The strategies implemented by the lecturers of the course aimed at integrating Technological Knowledge, Pedagogical Knowledge, and Content Knowledge, in accordance with the Technological Pedagogical Content Knowledge (TPCK) framework. Finally, the processes of instrumentation and instrumentalization have caused an instrumental genesis of technological artifacts.

Data were collected with a multi-method. In fact, qualitative data was collected from the analysis of an open-ended questionnaire. Through this questionnaire, students were able to freely express their ideas on the emergency they experienced, and this was important to have an overview of how the students were experiencing the situation in emotional terms. Quantitative data were collected through hierarchical questions based on a Likert scale with more targeted questions aimed at analyzing more specific areas such as engagement, participation, and motivation. Other quantitative data concerned the level of competence achieved by students in the tests and the number of accesses made on the platform. The qualitative and quantitative data were summarized through the three parameters of interest (engagement, participation, and motivation) calculated through an ad hoc FCM map.

The main findings are:

  • Distance Learning is excellent as an additional and support methodology but highlight the ineffectiveness of completely remote teaching;

  • motivation, participation and engagement are altered by the emergency situation and the distance learning used. The motivation went from intrinsic to extrinsic given the external constraint to take the online course as the only way to obtain attendance. Participation plummeted because the emotional state and the desire for socializing were adversely affected. Engagement increased as a result of massive use of adaptive learning platform and of all the technological tools as the only means to follow the course and feel part of a community;

  • by integrating Technological Content Knowledge, Pedagogical Content Knowledge, and Technological Pedagogical Knowledge to the use of an adaptive e-learning platform, students have reached adequate levels of competence.

It is not certain whether these same results can be confirmed in a prolonged period of distance learning.
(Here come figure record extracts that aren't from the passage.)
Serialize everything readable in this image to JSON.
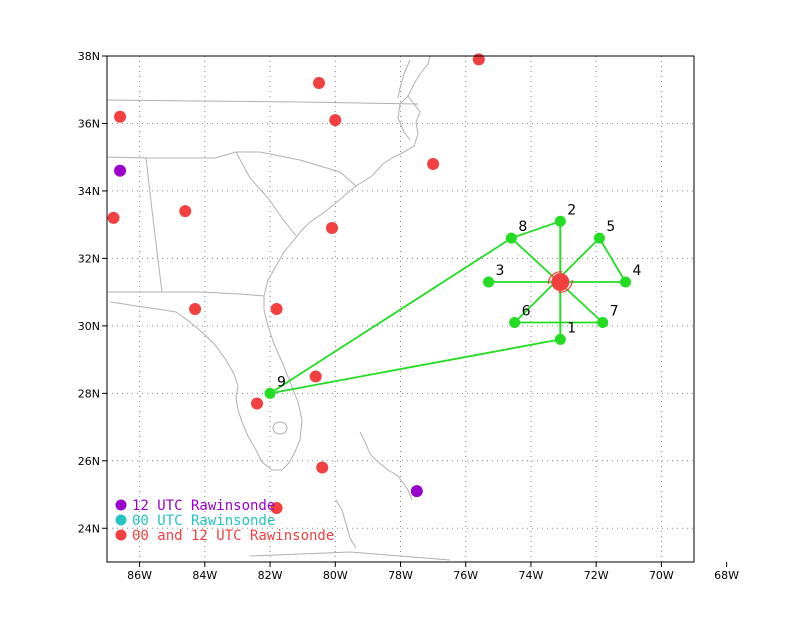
{
  "map": {
    "lon_range": [
      -87,
      -69
    ],
    "lat_range": [
      23,
      38
    ],
    "x_ticks": [
      {
        "value": -86,
        "label": "86W"
      },
      {
        "value": -84,
        "label": "84W"
      },
      {
        "value": -82,
        "label": "82W"
      },
      {
        "value": -80,
        "label": "80W"
      },
      {
        "value": -78,
        "label": "78W"
      },
      {
        "value": -76,
        "label": "76W"
      },
      {
        "value": -74,
        "label": "74W"
      },
      {
        "value": -72,
        "label": "72W"
      },
      {
        "value": -70,
        "label": "70W"
      },
      {
        "value": -68,
        "label": "68W"
      }
    ],
    "y_ticks": [
      {
        "value": 24,
        "label": "24N"
      },
      {
        "value": 26,
        "label": "26N"
      },
      {
        "value": 28,
        "label": "28N"
      },
      {
        "value": 30,
        "label": "30N"
      },
      {
        "value": 32,
        "label": "32N"
      },
      {
        "value": 34,
        "label": "34N"
      },
      {
        "value": 36,
        "label": "36N"
      },
      {
        "value": 38,
        "label": "38N"
      }
    ],
    "grid": true
  },
  "colors": {
    "red": "#f24040",
    "purple": "#9900cc",
    "cyan": "#22c4c4",
    "green": "#22dd22",
    "coast": "#b0b0b0"
  },
  "rawinsondes_red": [
    {
      "lon": -75.6,
      "lat": 37.9
    },
    {
      "lon": -80.5,
      "lat": 37.2
    },
    {
      "lon": -86.6,
      "lat": 36.2
    },
    {
      "lon": -80.0,
      "lat": 36.1
    },
    {
      "lon": -77.0,
      "lat": 34.8
    },
    {
      "lon": -84.6,
      "lat": 33.4
    },
    {
      "lon": -86.8,
      "lat": 33.2
    },
    {
      "lon": -80.1,
      "lat": 32.9
    },
    {
      "lon": -84.3,
      "lat": 30.5
    },
    {
      "lon": -81.8,
      "lat": 30.5
    },
    {
      "lon": -80.6,
      "lat": 28.5
    },
    {
      "lon": -82.4,
      "lat": 27.7
    },
    {
      "lon": -80.4,
      "lat": 25.8
    },
    {
      "lon": -81.8,
      "lat": 24.6
    }
  ],
  "rawinsondes_purple": [
    {
      "lon": -86.6,
      "lat": 34.6
    },
    {
      "lon": -77.5,
      "lat": 25.1
    }
  ],
  "storm": {
    "lon": -73.1,
    "lat": 31.3
  },
  "drop_points": [
    {
      "id": "1",
      "label": "1",
      "lon": -73.1,
      "lat": 29.6
    },
    {
      "id": "2",
      "label": "2",
      "lon": -73.1,
      "lat": 33.1
    },
    {
      "id": "3",
      "label": "3",
      "lon": -75.3,
      "lat": 31.3
    },
    {
      "id": "4",
      "label": "4",
      "lon": -71.1,
      "lat": 31.3
    },
    {
      "id": "5",
      "label": "5",
      "lon": -71.9,
      "lat": 32.6
    },
    {
      "id": "6",
      "label": "6",
      "lon": -74.5,
      "lat": 30.1
    },
    {
      "id": "7",
      "label": "7",
      "lon": -71.8,
      "lat": 30.1
    },
    {
      "id": "8",
      "label": "8",
      "lon": -74.6,
      "lat": 32.6
    },
    {
      "id": "9",
      "label": "9",
      "lon": -82.0,
      "lat": 28.0
    }
  ],
  "flight_track": [
    "9",
    "8",
    "2",
    "1",
    "9"
  ],
  "spokes": [
    [
      "3",
      "4"
    ],
    [
      "2",
      "1"
    ],
    [
      "8",
      "7"
    ],
    [
      "6",
      "5"
    ],
    [
      "6",
      "7"
    ],
    [
      "5",
      "4"
    ]
  ],
  "legend": [
    {
      "text": "12 UTC Rawinsonde",
      "color": "#9900cc"
    },
    {
      "text": "00 UTC Rawinsonde",
      "color": "#22c4c4"
    },
    {
      "text": "00 and 12 UTC Rawinsonde",
      "color": "#f24040"
    }
  ]
}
The hope of the authors is to undoubtedly return to face-to-face teaching, where human values and relationships take on a concrete and visible form while trying to exploit the potential of distance learning, integrating the strengths of the two methodologies. At the moment this is not a possibility, given that the emergency situation is continuing without knowing how much longer this will proceed but the findings of this case study provide a fresh perspective and sets the stage for future, related research. In fact, the authors are working on modifying the adaptive e-learning platform used, integrating appropriate teaching methodologies to maintain high levels of engagement participation and motivation even in the long term. To support this progress, agile methodologies typical of software engineering are being tested both for platform development and for teaching. Finally, distance learning offered opportunity to rethink educational action from the point of view of contents, methodologies and student-teacher interactions alike. At the end of the pandemic, as next step, we think that some positive aspects of distance learning can be integrated with traditional teaching and enhance a blended modality of didactic action that can be called Integrated Digital Learning.